Ao conservá-los, pelos menos eles não terão conseguido te mudar.
Ser + gente na vida não é uma questão de só dar o que se recebe. É uma escolha incondicional.
Sem colocá-la como barganha, como comércio, por mais justo que pareça ser.
Na tua juventude e vida adulta, e até velhice, guarde esse menino que doou o seu melhor boneco, aquele da hora, para um amigo que sofria de dor de cabeça no dia do aniversario dele.
Não mate essa criança em você. Será ela que em ti fará rebrotar a vida, após aperreios pelos quais passará.
Pois, quando nos doamos ao outro, nossa vida não tem como permanecer igual ao que era antes do gesto, ela torna-se melhor e mais feliz!
E quem presencia estes gestos também fica feliz, por osmose, e acaba se vai nele toda a baixa umidade emocional, como se o amor do gesto que ele testemunhou, o preenchesse por osmose e inteiro, eliminando dele toda raiz de amargura e secura de seu coração, dando-lhe paz e renovada esperança de ser.
Ps. São 18h06min de 18/09/2017, o porteiro Adalfran toca a campainha e condia-me para descer, até o térreo no apartamento dele, para tomar chá, de capim santo e cidreira, e ainda convida-me para de lá ir caminhar com ele. "Pois somos sobreviventes e temos que nos cuidar". Diz, referindo-se às complicações cardíacas pelas quais passamos. São ou não são gestos altruístas? Disse-lhe que amanhã caminho, pois hoje escrevo para ti.

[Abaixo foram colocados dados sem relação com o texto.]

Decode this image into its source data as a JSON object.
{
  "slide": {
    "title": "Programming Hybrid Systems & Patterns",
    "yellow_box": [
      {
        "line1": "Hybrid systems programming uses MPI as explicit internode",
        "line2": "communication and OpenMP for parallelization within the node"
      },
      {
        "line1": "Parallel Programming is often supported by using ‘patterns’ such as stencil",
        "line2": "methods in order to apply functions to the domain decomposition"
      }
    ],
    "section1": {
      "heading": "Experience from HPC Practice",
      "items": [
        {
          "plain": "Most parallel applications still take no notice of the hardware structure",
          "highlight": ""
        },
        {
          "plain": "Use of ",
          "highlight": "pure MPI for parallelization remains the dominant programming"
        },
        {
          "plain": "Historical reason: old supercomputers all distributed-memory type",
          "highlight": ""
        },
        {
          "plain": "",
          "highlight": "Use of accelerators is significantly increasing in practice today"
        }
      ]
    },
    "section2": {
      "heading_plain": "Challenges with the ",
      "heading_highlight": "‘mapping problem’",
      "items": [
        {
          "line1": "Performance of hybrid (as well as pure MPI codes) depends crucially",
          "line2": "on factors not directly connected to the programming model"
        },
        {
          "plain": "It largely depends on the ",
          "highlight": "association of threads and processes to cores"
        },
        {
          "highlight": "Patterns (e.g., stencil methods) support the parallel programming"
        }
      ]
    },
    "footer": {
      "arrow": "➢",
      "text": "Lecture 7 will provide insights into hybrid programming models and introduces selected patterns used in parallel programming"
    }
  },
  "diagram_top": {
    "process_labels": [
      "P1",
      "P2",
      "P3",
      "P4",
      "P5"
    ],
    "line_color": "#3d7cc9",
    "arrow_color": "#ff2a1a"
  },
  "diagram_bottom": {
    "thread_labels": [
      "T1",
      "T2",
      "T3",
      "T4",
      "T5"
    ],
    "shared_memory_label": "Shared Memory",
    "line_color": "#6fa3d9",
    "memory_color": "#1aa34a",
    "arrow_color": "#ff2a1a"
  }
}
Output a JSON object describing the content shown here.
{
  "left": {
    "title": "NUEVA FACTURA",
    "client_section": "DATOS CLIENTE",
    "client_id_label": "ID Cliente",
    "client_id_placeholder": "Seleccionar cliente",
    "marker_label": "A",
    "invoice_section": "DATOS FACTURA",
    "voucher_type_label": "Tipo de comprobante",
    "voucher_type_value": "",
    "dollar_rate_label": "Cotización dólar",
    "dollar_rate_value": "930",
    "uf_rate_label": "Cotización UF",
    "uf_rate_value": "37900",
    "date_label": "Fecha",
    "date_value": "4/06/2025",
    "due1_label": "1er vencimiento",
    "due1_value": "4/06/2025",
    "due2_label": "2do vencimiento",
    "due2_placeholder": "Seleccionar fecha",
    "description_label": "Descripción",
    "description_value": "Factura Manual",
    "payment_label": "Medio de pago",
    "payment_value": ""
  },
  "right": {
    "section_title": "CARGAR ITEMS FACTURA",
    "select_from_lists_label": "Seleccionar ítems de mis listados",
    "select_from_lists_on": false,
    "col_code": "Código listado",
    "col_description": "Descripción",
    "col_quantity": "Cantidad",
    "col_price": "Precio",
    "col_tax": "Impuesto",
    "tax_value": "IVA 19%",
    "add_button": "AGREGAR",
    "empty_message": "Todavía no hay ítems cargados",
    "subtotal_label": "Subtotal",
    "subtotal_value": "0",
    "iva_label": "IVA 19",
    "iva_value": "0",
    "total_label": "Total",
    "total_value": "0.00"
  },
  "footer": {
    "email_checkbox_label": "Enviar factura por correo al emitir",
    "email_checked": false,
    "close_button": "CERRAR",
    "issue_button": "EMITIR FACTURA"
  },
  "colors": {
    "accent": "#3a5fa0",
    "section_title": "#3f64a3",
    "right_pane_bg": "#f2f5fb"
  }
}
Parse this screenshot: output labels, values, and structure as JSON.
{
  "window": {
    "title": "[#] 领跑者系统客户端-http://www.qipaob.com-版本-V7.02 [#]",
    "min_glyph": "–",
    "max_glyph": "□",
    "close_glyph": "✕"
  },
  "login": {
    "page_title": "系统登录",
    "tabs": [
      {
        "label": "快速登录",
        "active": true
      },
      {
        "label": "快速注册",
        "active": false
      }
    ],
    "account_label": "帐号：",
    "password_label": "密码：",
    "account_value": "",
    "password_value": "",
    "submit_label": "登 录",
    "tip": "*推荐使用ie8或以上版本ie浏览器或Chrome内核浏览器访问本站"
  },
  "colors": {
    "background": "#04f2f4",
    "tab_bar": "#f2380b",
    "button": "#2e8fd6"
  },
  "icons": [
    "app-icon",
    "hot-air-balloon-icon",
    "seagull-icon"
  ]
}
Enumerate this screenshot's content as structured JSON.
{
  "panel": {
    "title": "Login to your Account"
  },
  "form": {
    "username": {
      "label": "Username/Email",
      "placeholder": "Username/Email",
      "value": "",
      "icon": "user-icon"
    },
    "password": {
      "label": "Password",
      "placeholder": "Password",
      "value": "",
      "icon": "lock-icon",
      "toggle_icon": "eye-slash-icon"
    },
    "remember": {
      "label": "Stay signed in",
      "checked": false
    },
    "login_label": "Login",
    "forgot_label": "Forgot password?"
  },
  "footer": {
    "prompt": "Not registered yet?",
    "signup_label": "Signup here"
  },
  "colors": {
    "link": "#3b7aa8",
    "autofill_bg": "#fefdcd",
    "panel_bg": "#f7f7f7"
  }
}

Não se preocupe, Tiago teu irmão já comprou o outro boneco no Naruto, ele me disse ontem. É aquele de nome esquisito que tu nos pediu no último sábado. E, caso cena semelhante aconteça, pode doá-lo também, caso teu coração fale mais alto.
Ps. 2. Como demorei a descer, ainda parindo esse texto, ele subiu e trouxe uma garrafinha de chá, a foto documenta esse instante. Percebe filho meu? A força de um coração que se doa? Ele sobe escadas, se preciso for, só para ver o bem estar de quem receberá dele, mais do que um chá, ou um Naruto, o gesto de amor. Sim, o chá estava ótimo.